Audience at Y Combinator’s Startup School in 2011 at Stanford University. (Photo Credit: Robert Scoble/Flickr)
Latinos account for nearly 30 percent of the population of Silicon Valley, yet make up only three percent of the local high-tech workforce, according to the Hispanic Foundation of Silicon Valley (HFSV).
Why the gap?
“It’s about education levels,” said HFSV’s President and CEO Ron Gonzales. “It’s about not having enough Latinos in the funnel in terms of college graduation as well as college graduates with STEM-related degrees.”
Gonzales thinks the numbers are even worse as the companies disclosing employment data do not specify the ethnic breakdown per job and many counted in the report work in administration or support jobs. He thinks the number of Latinos with actual high-tech jobs may be as low as one percent.
That’s why HFSV is partnering with the Silicon Valley Education Foundation and ALearn to offer a math and algebra program to properly prepare middle school students for high school and beyond. The Foundation is also working on “Latinos in Technology Initiative,” a partnership with local high-tech companies to increase the number of college-bound Latinos majoring in STEM-related degrees.
Judy Miner, President of Foothill College, is also working on increasing the Latino presence in Silicon Valley. But first, she pointed out four areas to help students succeed: “Students need to be motivated, they need to be prepared, there needs to be opportunities for them and there needs to be the means for the students to take advantage of those opportunities.”
Miner was part of the President’s Council of Advisors on Science and Technology (PCAST) and helped produce Engage to Excel: Producing One Million Additional College Graduates with Degrees in Science, Technology, Engineering, and Mathematics.
Through its Science Learning Institute, Foothill College has created programs to encourage under-represented populations to enter STEM fields. Each summer, it offers STEM summer camps to approximately 1,000 high school students as well as internships including the UCSF Diversity Scholars Program, a five-week summer internship where students learn laboratory techniques in a range of STEM topics, and participates in Year Up, an organization that trains at-risk youth in urban areas for jobs in high tech, while earning college credit.

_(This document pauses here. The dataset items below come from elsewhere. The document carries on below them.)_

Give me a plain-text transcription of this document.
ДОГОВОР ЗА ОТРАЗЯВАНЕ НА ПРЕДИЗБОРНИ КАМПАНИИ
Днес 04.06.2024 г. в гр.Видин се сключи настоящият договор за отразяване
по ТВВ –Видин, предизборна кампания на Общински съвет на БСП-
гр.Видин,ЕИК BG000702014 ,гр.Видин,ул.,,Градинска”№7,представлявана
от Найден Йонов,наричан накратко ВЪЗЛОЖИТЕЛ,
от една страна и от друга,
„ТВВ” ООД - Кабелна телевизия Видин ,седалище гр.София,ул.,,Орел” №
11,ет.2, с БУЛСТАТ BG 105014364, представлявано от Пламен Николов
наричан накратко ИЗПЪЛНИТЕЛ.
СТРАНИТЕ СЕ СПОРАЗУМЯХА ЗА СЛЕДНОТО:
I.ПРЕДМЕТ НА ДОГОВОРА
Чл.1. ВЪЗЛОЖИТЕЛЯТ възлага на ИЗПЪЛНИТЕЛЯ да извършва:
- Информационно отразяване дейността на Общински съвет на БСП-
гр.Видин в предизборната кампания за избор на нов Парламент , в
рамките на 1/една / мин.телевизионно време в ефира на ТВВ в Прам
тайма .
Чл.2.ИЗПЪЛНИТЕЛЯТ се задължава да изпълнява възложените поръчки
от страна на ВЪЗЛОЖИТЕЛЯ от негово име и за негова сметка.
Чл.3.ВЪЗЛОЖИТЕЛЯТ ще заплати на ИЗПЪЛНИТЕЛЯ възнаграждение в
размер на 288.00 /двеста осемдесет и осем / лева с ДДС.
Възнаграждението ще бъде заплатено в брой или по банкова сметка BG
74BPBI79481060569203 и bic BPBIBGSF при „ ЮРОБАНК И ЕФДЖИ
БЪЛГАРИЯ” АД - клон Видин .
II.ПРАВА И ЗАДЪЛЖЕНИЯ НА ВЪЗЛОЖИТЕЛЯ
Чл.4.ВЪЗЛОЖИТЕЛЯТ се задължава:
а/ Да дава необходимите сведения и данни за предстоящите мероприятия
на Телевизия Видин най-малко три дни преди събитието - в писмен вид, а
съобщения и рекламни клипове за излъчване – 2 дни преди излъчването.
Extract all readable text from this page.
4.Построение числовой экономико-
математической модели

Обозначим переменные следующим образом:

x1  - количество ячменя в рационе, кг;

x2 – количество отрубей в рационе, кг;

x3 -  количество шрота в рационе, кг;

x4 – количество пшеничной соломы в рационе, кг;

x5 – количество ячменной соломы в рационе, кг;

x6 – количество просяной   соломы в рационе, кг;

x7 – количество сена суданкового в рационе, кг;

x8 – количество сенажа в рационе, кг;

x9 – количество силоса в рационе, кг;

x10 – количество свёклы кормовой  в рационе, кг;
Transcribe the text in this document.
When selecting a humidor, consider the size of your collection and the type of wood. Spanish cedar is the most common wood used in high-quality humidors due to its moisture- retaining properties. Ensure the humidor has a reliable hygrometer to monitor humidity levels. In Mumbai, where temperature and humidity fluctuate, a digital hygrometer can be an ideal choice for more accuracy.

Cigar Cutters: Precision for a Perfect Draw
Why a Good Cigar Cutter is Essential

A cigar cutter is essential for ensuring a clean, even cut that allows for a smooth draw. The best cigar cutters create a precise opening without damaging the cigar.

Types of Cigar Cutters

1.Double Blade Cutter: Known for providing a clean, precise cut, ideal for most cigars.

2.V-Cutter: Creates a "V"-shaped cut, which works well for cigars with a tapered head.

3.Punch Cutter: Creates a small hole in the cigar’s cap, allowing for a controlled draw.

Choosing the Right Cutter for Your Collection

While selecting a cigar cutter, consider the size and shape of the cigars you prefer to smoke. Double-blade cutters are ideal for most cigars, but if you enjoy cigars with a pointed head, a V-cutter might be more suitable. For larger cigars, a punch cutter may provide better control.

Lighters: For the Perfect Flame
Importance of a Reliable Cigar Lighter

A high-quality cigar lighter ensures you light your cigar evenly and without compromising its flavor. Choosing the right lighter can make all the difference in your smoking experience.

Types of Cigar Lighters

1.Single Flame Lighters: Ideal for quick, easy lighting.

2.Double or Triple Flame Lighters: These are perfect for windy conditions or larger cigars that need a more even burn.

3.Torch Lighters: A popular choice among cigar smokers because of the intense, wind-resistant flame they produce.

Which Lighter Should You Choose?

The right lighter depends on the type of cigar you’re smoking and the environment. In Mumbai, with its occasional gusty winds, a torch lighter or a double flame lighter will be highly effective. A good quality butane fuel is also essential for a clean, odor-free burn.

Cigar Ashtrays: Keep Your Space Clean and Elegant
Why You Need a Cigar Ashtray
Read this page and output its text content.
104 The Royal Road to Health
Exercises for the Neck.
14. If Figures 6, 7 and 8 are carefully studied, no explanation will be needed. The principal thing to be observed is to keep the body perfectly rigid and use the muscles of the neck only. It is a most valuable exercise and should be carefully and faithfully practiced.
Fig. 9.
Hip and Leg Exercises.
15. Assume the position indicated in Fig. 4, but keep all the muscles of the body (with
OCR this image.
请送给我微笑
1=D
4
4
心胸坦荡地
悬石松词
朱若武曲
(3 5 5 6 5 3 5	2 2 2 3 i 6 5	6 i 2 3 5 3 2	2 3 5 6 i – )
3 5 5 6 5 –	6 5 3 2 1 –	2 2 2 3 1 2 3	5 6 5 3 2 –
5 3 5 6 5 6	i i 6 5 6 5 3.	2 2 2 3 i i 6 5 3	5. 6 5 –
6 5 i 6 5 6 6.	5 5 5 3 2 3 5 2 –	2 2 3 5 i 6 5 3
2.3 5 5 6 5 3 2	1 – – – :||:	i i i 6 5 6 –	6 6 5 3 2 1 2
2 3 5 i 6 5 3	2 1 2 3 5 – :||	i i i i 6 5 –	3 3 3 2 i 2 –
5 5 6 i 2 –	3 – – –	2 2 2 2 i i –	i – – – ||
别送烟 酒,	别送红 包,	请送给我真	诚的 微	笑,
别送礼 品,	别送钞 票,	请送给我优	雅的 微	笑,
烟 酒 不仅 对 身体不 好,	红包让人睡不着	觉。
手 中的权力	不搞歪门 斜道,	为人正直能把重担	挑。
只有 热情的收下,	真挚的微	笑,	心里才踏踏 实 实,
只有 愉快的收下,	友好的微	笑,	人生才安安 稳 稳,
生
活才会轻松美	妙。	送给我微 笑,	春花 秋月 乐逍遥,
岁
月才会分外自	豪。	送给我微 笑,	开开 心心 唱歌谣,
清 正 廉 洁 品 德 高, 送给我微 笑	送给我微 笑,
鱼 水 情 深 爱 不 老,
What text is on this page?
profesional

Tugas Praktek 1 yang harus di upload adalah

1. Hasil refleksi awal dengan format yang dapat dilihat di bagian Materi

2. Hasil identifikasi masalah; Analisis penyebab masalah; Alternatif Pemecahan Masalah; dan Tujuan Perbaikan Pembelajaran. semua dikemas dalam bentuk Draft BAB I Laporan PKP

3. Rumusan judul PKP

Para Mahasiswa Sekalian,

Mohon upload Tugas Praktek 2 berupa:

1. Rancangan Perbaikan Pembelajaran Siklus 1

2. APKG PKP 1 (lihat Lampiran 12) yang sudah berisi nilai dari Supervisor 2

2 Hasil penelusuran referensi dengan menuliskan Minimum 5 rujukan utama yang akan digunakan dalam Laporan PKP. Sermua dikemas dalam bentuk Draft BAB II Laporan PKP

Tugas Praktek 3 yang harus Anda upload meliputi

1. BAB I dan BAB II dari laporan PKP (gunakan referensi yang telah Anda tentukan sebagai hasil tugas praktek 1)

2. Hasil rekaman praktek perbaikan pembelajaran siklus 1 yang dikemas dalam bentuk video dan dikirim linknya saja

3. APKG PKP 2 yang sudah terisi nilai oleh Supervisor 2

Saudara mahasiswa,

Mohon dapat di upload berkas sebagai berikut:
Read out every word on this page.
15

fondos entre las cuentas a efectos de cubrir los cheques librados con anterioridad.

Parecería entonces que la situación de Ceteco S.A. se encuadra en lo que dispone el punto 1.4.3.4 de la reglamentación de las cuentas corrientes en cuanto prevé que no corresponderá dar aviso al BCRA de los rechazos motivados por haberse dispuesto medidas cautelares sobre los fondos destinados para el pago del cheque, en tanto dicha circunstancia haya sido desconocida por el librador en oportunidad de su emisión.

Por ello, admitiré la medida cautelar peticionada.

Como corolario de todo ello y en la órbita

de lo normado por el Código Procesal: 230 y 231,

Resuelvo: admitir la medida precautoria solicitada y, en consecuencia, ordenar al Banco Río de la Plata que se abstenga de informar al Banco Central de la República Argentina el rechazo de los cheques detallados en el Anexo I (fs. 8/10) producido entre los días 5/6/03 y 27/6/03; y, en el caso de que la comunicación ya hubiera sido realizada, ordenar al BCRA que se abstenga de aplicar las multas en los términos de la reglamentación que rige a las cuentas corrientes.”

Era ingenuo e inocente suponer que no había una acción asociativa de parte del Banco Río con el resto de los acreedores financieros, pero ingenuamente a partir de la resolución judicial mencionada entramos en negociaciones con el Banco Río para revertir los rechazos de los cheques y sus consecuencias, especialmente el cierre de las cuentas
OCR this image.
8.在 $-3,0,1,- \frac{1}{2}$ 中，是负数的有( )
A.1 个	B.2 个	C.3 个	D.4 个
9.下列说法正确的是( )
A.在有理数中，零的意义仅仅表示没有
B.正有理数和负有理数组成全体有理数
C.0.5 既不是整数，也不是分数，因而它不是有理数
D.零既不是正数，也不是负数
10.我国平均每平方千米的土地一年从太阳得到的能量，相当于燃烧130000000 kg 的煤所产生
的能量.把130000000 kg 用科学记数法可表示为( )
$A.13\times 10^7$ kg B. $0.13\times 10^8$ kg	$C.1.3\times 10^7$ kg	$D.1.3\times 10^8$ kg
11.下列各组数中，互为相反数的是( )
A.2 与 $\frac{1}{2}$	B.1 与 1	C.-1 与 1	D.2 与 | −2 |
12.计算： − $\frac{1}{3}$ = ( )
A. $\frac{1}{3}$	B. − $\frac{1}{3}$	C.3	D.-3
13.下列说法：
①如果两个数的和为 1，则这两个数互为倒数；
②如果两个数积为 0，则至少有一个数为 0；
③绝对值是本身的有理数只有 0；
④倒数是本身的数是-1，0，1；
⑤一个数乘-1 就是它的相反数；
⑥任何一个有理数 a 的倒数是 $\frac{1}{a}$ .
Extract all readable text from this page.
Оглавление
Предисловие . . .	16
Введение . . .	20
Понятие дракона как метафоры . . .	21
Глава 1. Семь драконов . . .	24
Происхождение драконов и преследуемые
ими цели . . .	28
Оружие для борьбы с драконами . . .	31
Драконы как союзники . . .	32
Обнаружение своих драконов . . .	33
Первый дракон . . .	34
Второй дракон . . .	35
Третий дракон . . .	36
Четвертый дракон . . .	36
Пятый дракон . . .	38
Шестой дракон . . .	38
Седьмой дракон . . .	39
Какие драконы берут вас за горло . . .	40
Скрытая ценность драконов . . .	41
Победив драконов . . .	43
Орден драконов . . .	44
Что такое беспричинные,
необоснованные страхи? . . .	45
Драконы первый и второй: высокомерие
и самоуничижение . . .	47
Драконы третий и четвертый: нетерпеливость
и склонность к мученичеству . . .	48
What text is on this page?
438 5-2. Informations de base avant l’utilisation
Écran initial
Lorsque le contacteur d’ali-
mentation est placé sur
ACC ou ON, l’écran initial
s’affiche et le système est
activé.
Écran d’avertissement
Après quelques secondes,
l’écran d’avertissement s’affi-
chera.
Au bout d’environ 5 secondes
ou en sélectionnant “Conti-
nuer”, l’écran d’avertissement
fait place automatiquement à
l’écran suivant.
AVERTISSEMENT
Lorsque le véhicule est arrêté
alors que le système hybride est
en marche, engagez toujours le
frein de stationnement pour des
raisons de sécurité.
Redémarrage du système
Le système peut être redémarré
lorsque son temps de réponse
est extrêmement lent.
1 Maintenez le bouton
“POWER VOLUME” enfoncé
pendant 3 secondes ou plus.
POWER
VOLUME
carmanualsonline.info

But Miner believes that it takes more than exposing students to the possibilities of higher education, families and parents must also be engaged to make sure there is a support system for the student. In 2010, Foothill College opened the Family Engagement Institute to help parents and families promote school and workforce readiness and pathways to college. The College also sponsors a yearly Physics Show for local schoolchildren to show how physics affects their everyday lives. More than 10,000 children attend.
Showing under-represented populations in Silicon Valley the value of a STEM-related education will help encourage and prepare them to compete for high-skilled, high-paying jobs in their own backyard. And, allowing families to prosper in their own communities will not only strengthen the regional economy, but also create a tradition of prosperity. The work of HFSV and Foothill College are good examples of the workforce development priorities in the California Economic Summit’s Roadmap to Shared Prosperity for California.
Gonzales summed up why their work is important: “It’s about opening their eyes about what happens here and more importantly, what it’s going to take for them to survive here if they wish to live in a beautiful place like Silicon Valley and prosper along with everyone else.”